De nombreux élus ont élevé la voix et se sont engagés en faveur d’une politique migratoire plus humaine. En France, en réponse à l’appel « Je soutiens l’accueil des migrantes et des migrants !» lancé par la Ligue des Droits de l’Homme, 179 élus locaux ont signé un manifeste de soutien en faveur de l’accueil des personnes migrantes sur le territoire français. Le maire de Grande-Synthe, Damien Carême, a construit un centre pour réfugiés conformément aux normes internationales.

En Grèce, le maire de Thessalonique, Yiannis Boutaris, a lancé un ambitieux programme d’insertion des réfugiés en milieu urbain. A la différence d’un camp, cela permet d’avoir plus facilement accès au travail et à des sources d’apprentissage. Cela facilite également l’insertion au sein de la communauté locale et la création d’un réseau humain. Symbole d’hospitalité, le village de Riace en Calabre est d’ailleurs devenu un modèle d’intégration réussie. L’accueil de nombreux migrants sans papier a permis de relancer le développement de ce village victime de l’exode rural. A Palerme, qui signifie « refuge idéal » en ancien grec, Léoluca Orlando a reconnu la mobilité internationale comme droit humain inaliénable et milite activement pour l’abolition du permis de séjour.

Visions locales empruntes d’hospitalité et de respect de l’autre

Si de multiples initiatives locales ne cessent de voir le jour en Europe, elles se heurtent souvent à une politique nationale plus répressive. Ce constat est omniprésent. Récemment, l’Italie a refusé à l’Aquarius, navire humanitaire de l’association SOS Méditerranée, l’accès à ses ports. Indignés, les maires de Palerme et Naples ont décidé d’ouvrir leur port aux quelques 600 migrants rescapés se trouvant à bord du navire. Finalement, c’est la ville de Valence qui a accueilli l’Aquarius.

La valorisation du rôle de ces villes et localités dans les politiques migratoires a récemment été mis en évidence dans la « Déclaration de Mechelen » adoptée lors de la conférence internationale sur les villes et la migration organisée les 16 et 17 novembre 2017 par le gouvernement belge.

Bien que n’ayant pas force de loi, cette déclaration est un premier pas vers une meilleure prise en compte, au niveau national, des volontés et du rôle essentiel de ces entités en matière d’accueil.

La « Déclaration de Mechelen » sera portée, à l’échelle internationale, par la Belgique jusqu’au Pacte mondial pour les migrations actuellement négocié aux Nations Unies.

En tant que citoyens européens, nous pouvons soutenir ces visions locales empruntes d’hospitalité et de respect de l’autre.

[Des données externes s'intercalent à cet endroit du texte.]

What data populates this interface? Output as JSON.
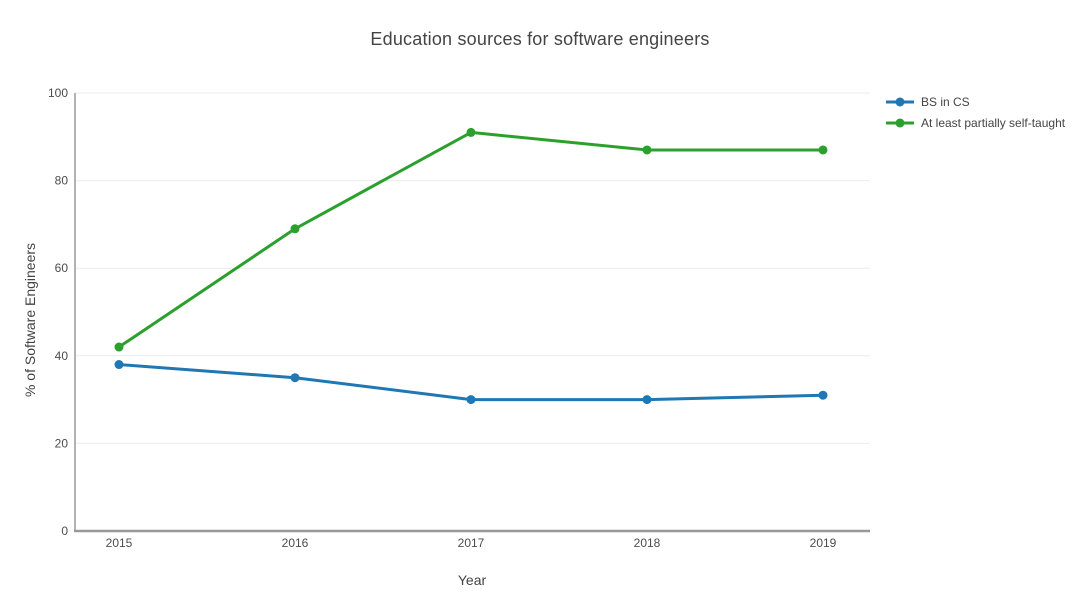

Nous pouvons défendre une politique migratoire humaine et respectueuse des droits fondamentaux de chacun. Comment ? En apposant notre signature à l’initiative citoyenne européenne « Pour une Europe hospitalière».

Signer l’ICE, c’est faire entendre à la Commission européenne que nous voulons une autre politique migratoire. Si l’ICE vise à obtenir avant tout des modifications du traité de fonctionnement de l’Union européenne en matière de migration, elle octroie également davantage de poids, de par les signatures récoltées, aux initiatives locales en faveur de la justice migratoire.

Faisons entendre notre voix pour que l’Europe reste hospitalière.